Finary fonctionne en modèle freemium. La version gratuite offre la connexion de comptes bancaires, le suivi du patrimoine net et une allocation basique par classe d’actifs. Les fonctionnalités avancées (détection de frais, projection patrimoniale, Finary Life, export CSV, suivi crypto DeFi) nécessitent l’abonnement Finary Plus, facturé environ 14 €/mois ou 149,99 €/an. Pour un patrimoine simple avec un ou deux comptes et un livret, la version gratuite suffit largement. C’est au-delà de 4 supports et d’environ 50 000 à 100 000 € de patrimoine que Finary Plus commence à faire sens financièrement.
Finary Plus vaut-il le coup ?
La rentabilité de Finary Plus dépend du patrimoine et, surtout, de ce que l’utilisateur fait des recommandations. Si l’outil identifie 0,3 % de frais cachés sur 100 000 € de patrimoine, l’économie potentielle est de 300 €/an, pour un abonnement à environ 150 €/an. Le seuil de rentabilité se situe autour de 50 000 à 100 000 €, répartis sur au moins 4 supports. Mais cette économie n’est réelle que si l’utilisateur agit : transférer un contrat d’assurance-vie trop chargé, changer de courtier, rééquilibrer son allocation. Pour approfondir les leviers de réduction des frais, voir notre analyse des frais d’assurance-vie. Sans action concrète, l’abonnement reste un coût net.
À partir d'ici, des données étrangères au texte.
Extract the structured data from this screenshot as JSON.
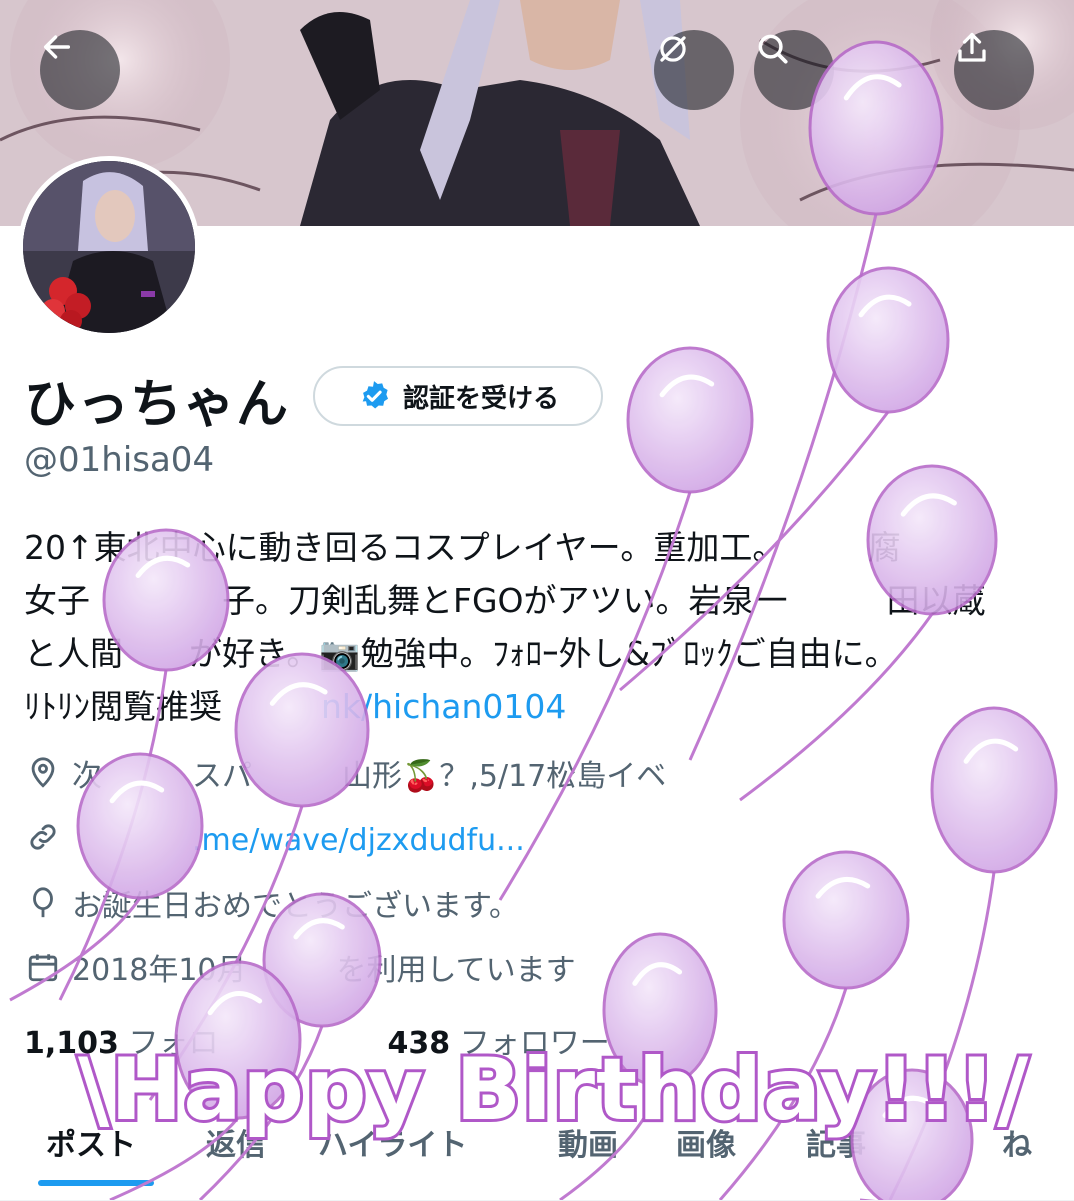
{
  "colors": {
    "accent": "#1d9bf0",
    "muted": "#536471",
    "balloon": "#d9b8ec",
    "balloon_outline": "#b76cc9"
  },
  "header": {
    "back_icon": "arrow-left-icon",
    "translate_icon": "eye-slash-icon",
    "search_icon": "search-icon",
    "share_icon": "share-icon"
  },
  "profile": {
    "name": "ひっちゃん",
    "verify_label": "認証を受ける",
    "verify_icon": "verified-badge-icon",
    "handle": "@01hisa04",
    "bio_lines": [
      "20↑東北中心に動き回るコスプレイヤー。重加工。　　　腐",
      "女子　　　　子。刀剣乱舞とFGOがアツい。岩泉一　　　田以蔵",
      "と人間　　が好き。📷勉強中。ﾌｫﾛｰ外し&ﾌﾞﾛｯｸご自由に。"
    ],
    "bio_last_prefix": "ﾘﾄﾘﾝ閲覧推奨",
    "bio_link": "　　　nk/hichan0104",
    "location": "次　　　スパ　　　山形🍒？,5/17松島イベ",
    "website": "　　　　.me/wave/djzxdudfu...",
    "birthday": "お誕生日おめでとうございます。",
    "joined": "2018年10月　　　を利用しています"
  },
  "stats": {
    "following_count": "1,103",
    "following_label": "フォロ",
    "followers_count": "438",
    "followers_label": "フォロワー"
  },
  "tabs": [
    "ポスト",
    "返信",
    "ハイライト",
    "動画",
    "画像",
    "記事",
    "ね"
  ],
  "overlay": {
    "text": "\\Happy Birthday!!!/"
  }
}
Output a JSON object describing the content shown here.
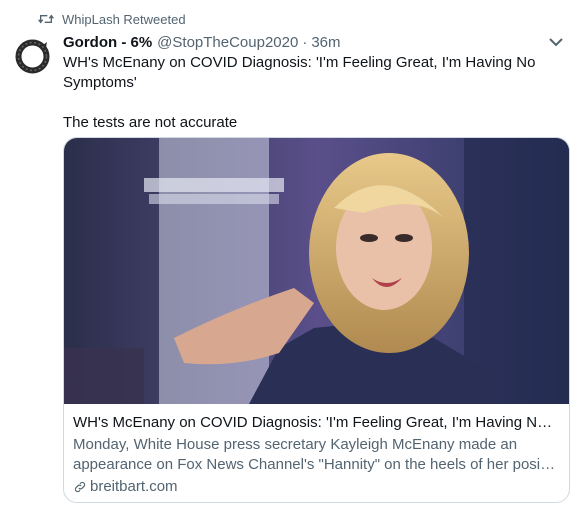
{
  "retweet": {
    "label": "WhipLash Retweeted",
    "icon": "retweet-icon"
  },
  "author": {
    "display_name": "Gordon - 6%",
    "handle": "@StopTheCoup2020",
    "separator": "·",
    "time": "36m",
    "avatar_icon": "ouroboros-avatar"
  },
  "tweet": {
    "line1": "WH's McEnany on COVID Diagnosis: 'I'm Feeling Great, I'm Having No",
    "line2": "Symptoms'",
    "line3": "The tests are not accurate"
  },
  "card": {
    "title": "WH's McEnany on COVID Diagnosis: 'I'm Feeling Great, I'm Having No S...",
    "desc_line1": "Monday, White House press secretary Kayleigh McEnany made an",
    "desc_line2": "appearance on Fox News Channel's \"Hannity\" on the heels of her positi...",
    "domain": "breitbart.com",
    "image_icon": "news-photo"
  },
  "colors": {
    "text": "#0f1419",
    "secondary": "#536471",
    "border": "#cfd9de"
  }
}
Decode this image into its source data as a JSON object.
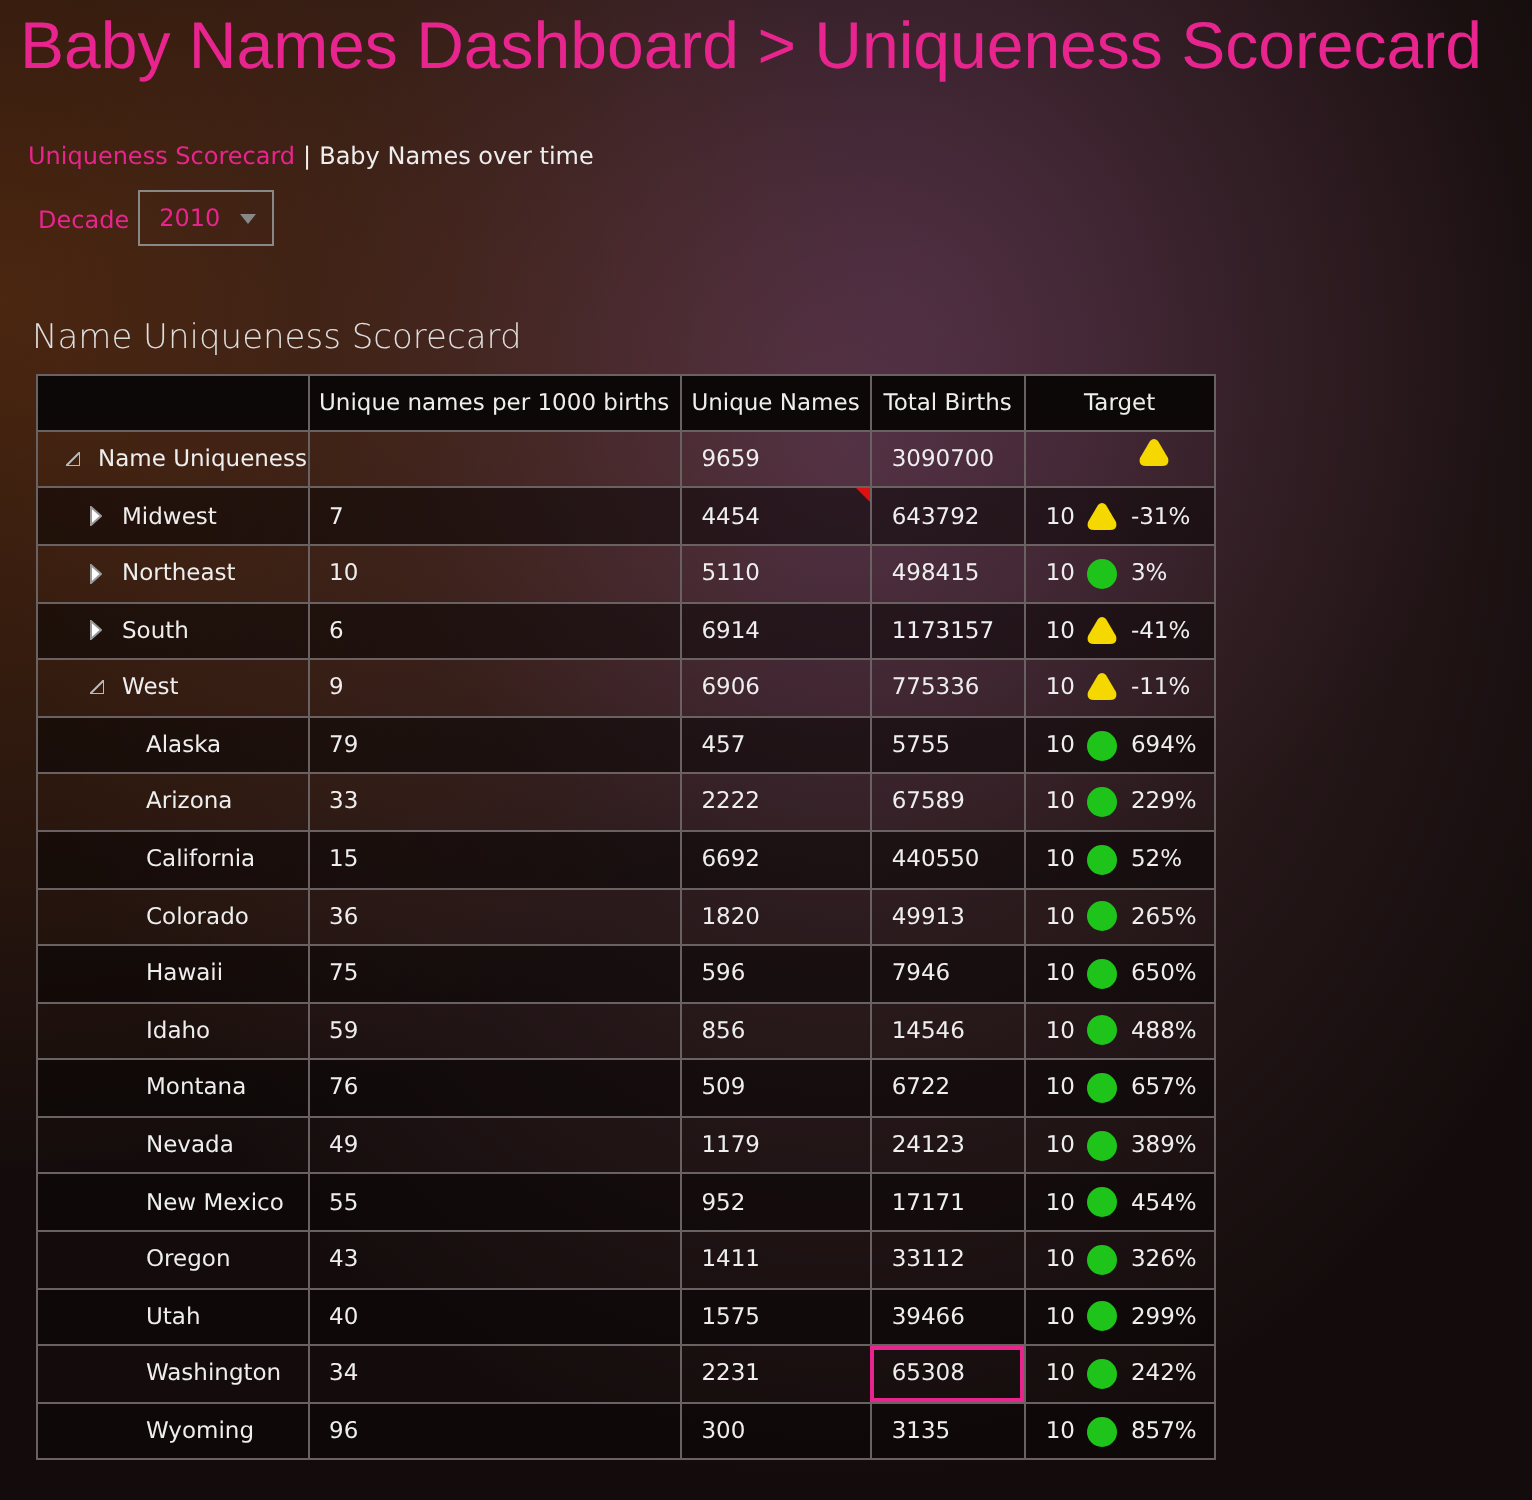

Finary est-il fiable et sécurisé ?
Finary ne stocke ni les identifiants bancaires des utilisateurs, ni leurs fonds. La connexion bancaire transite par Powens (ex-Budget Insight), prestataire AISP agréé ACPR. Les données sont chiffrées en AES-256 au repos et en TLS 1.3 en transit, et la plateforme est conforme au RGPD. La plateforme ne peut ni débiter les comptes, ni exécuter de transactions : le risque financier direct est nul. Le seul risque théorique est une fuite de données patrimoniales en cas de compromission des serveurs, un risque commun à tout service cloud. Les utilisateurs dont la banque principale est une banque traditionnelle (Crédit Agricole, LCL) peuvent rencontrer des déconnexions fréquentes, toutes les 30 à 90 jours, liées à la qualité des API DSP2 de ces établissements.
Quel est le meilleur agrégateur de patrimoine ?
Aucun outil ne couvre parfaitement tous les profils. Finary est l’agrégateur le plus abouti du marché français pour un patrimoine diversifié incluant des actions, des ETF, une assurance-vie, des crypto-actifs et de l’immobilier. Son interface est unanimement saluée et son intégration crypto (exchanges centralisés et wallets DeFi) est un avantage concurrentiel rare. Pour un investisseur dont le patrimoine est majoritairement constitué d’immobilier locatif, Invvest est plus pertinent : il calcule la rentabilité locative, le cash-flow et la fiscalité LMNP/LMP en détail, ce que Finary ne fait pas. Portfolio Performance convient aux investisseurs actions/ETF qui veulent un outil gratuit et open source, sans agrégation automatique. Pour structurer votre allocation d’actifs et choisir les enveloppes adaptées à votre situation, un outil de suivi ne remplace pas une réflexion patrimoniale de fond.